Since PRIN1 does not preserve the hash contents to the output file (it
writes just the hash handle, e.g. "#<EQUALP hash table, 11723 entries
{581579ED}>"), I've written a simple routine to convert the hash to a
two dimensional array instead:
(defun hash-to-2D-array (hash)
(let ((elems (hash-table-count hash)))
(when (> elems 0)
(let ((index (make-array (list elems 2)))
(counter 0))
(maphash #'(lambda (k v)
(setf (aref index counter 0) k)
(setf (aref index counter 1) v)
(incf counter))
hash)
index))))
Because the hash table is simple (each key is a string and each value
is a list of strings), using PRIN1 on the resulting array does
serialize all the content.
Although it's functional, this conversion method is slow: for example,
even for hash tables containing around 25,000 entries, it takes several
seconds to produce the array.
Is there a better way of writing (hash-to-2D-array) or is there a
better way to serialize a simple hash table without having to convert
to an array first?
I don't understand. Do you need to print a hash table, or do you need
to convert it to a 2D array?
(defpackage "MINE" (:use "CL"))
(defun mine::hash-table (&key size test rehash-size rehash-threshold elements)
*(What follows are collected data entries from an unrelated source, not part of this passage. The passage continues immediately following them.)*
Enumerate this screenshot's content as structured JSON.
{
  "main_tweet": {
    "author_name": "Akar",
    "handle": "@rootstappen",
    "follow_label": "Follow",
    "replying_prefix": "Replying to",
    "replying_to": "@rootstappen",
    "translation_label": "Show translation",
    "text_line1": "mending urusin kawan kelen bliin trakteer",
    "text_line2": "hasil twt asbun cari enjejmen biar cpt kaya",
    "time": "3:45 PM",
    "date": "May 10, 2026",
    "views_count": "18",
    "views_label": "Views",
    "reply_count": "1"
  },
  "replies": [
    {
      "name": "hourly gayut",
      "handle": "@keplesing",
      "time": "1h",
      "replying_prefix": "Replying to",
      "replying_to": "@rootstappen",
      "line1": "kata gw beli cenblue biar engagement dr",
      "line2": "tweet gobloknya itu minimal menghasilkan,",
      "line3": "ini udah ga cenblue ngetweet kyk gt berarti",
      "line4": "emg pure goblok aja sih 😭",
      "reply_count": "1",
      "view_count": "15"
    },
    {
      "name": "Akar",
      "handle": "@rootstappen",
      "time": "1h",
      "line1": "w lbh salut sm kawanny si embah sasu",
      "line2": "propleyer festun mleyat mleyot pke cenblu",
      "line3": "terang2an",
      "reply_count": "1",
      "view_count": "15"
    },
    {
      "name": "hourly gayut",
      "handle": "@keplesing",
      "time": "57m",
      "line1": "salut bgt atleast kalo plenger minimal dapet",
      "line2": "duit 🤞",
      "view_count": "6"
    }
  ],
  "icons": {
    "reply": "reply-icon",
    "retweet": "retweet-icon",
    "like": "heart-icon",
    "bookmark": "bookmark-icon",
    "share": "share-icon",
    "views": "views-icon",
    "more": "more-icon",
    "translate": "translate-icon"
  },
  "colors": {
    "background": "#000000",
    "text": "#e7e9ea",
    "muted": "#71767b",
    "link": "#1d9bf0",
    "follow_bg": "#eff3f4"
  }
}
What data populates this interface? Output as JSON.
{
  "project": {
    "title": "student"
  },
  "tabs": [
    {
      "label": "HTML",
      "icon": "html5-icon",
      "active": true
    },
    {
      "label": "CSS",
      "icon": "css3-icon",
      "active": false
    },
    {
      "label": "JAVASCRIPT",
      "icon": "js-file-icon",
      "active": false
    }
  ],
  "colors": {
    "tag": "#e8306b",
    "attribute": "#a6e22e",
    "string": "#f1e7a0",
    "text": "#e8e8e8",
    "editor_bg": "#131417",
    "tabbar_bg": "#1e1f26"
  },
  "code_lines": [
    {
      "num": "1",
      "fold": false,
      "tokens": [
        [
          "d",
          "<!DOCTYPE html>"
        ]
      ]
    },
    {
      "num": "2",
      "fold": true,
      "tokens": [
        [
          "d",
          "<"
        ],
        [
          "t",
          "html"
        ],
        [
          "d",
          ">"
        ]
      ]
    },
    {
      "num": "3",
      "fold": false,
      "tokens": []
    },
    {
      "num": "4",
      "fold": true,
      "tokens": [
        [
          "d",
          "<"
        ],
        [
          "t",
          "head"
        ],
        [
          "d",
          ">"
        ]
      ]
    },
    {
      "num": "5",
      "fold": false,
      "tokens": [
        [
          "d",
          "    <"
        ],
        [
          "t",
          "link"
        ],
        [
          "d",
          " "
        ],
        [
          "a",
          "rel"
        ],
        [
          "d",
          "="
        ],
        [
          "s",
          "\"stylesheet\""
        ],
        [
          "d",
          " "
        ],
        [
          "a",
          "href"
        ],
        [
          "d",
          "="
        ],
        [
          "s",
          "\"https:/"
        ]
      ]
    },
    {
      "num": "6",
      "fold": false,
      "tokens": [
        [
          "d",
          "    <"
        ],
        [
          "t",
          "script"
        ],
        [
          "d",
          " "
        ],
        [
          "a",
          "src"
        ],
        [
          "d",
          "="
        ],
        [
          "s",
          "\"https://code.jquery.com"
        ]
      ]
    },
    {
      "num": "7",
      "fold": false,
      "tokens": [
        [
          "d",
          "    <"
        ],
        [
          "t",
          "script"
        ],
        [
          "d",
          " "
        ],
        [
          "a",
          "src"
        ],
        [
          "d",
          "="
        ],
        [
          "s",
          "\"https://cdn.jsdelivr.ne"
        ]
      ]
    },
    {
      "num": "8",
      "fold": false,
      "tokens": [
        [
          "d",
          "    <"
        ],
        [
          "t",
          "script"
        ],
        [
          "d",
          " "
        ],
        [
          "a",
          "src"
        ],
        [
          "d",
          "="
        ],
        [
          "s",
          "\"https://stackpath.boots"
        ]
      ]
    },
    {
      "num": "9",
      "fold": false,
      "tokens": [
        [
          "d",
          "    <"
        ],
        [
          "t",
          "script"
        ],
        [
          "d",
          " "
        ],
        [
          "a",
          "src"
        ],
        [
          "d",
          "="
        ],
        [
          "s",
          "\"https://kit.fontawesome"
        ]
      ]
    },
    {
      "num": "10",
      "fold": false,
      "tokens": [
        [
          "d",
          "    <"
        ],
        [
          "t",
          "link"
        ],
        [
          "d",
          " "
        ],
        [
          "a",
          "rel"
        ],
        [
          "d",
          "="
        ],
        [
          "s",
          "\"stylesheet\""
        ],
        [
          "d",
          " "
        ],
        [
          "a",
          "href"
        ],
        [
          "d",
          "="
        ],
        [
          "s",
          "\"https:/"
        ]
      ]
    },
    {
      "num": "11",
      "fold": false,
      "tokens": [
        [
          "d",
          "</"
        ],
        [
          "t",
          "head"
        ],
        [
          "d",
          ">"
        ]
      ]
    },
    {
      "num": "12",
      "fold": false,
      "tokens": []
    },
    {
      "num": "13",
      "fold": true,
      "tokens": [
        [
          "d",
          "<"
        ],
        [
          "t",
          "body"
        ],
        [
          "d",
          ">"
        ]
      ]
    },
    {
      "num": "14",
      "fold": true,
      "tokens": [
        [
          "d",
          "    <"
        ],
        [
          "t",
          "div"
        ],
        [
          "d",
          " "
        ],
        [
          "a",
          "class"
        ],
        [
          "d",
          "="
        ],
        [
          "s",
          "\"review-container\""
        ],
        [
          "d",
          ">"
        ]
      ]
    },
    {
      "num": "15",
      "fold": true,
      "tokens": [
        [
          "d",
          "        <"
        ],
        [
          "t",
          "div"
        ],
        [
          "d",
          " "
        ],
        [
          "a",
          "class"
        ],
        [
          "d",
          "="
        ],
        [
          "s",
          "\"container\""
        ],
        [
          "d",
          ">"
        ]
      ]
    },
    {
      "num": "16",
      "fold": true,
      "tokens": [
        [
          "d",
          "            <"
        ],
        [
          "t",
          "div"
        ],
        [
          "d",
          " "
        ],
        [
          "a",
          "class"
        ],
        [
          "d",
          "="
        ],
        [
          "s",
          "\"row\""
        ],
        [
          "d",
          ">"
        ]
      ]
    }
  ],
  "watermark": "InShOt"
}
(let ((table (make-hash-table :size size :test test
:rehash-size rehash-size
:rehash-threshold rehash-threshold)))
(dolist (item elements table)
(setf (gethash (first item) table) (second item)))))
(defmethod print-object ((self hash-table) stream)
(format stream "#.(MINE::HASH-TABLE :SIZE ~D :TEST (FUNCTION ~S) ~%~
~& :REHASH-SIZE ~A :REHASH-THRESHOLD ~A~%~
~& :ELEMENTS '("
(hash-table-count self) (hash-table-test self)
(hash-table-rehash-size self) (hash-table-rehash-threshold self))
(maphash (lambda (k v) (format stream "~%(~S ~S)" k v)) self)
(format stream "))")
self)
(print-object (hash-table :size 3 :test (function equal)
:rehash-size 1.5 :rehash-threshold 0.75
:elements '((a 1) (b 2) (c 3))) t)
prints:
#.(MINE::HASH-TABLE :SIZE 3 :TEST (FUNCTION EXT:FASTHASH-EQUAL)
:REHASH-SIZE 1.5S0 :REHASH-THRESHOLD 0.75s0
:ELEMENTS '(
(C 3)
(B 2)
(A 1)))
returns:
#S(HASH-TABLE :TEST EXT:FASTHASH-EQUAL (C . 3) (B . 2) (A . 1))
Of course, the easiest way would be to use the right implementation...
[53]> (let ((h (mine::hash-table :size 25000 :test (function EXT:FASTHASH-EQUAL)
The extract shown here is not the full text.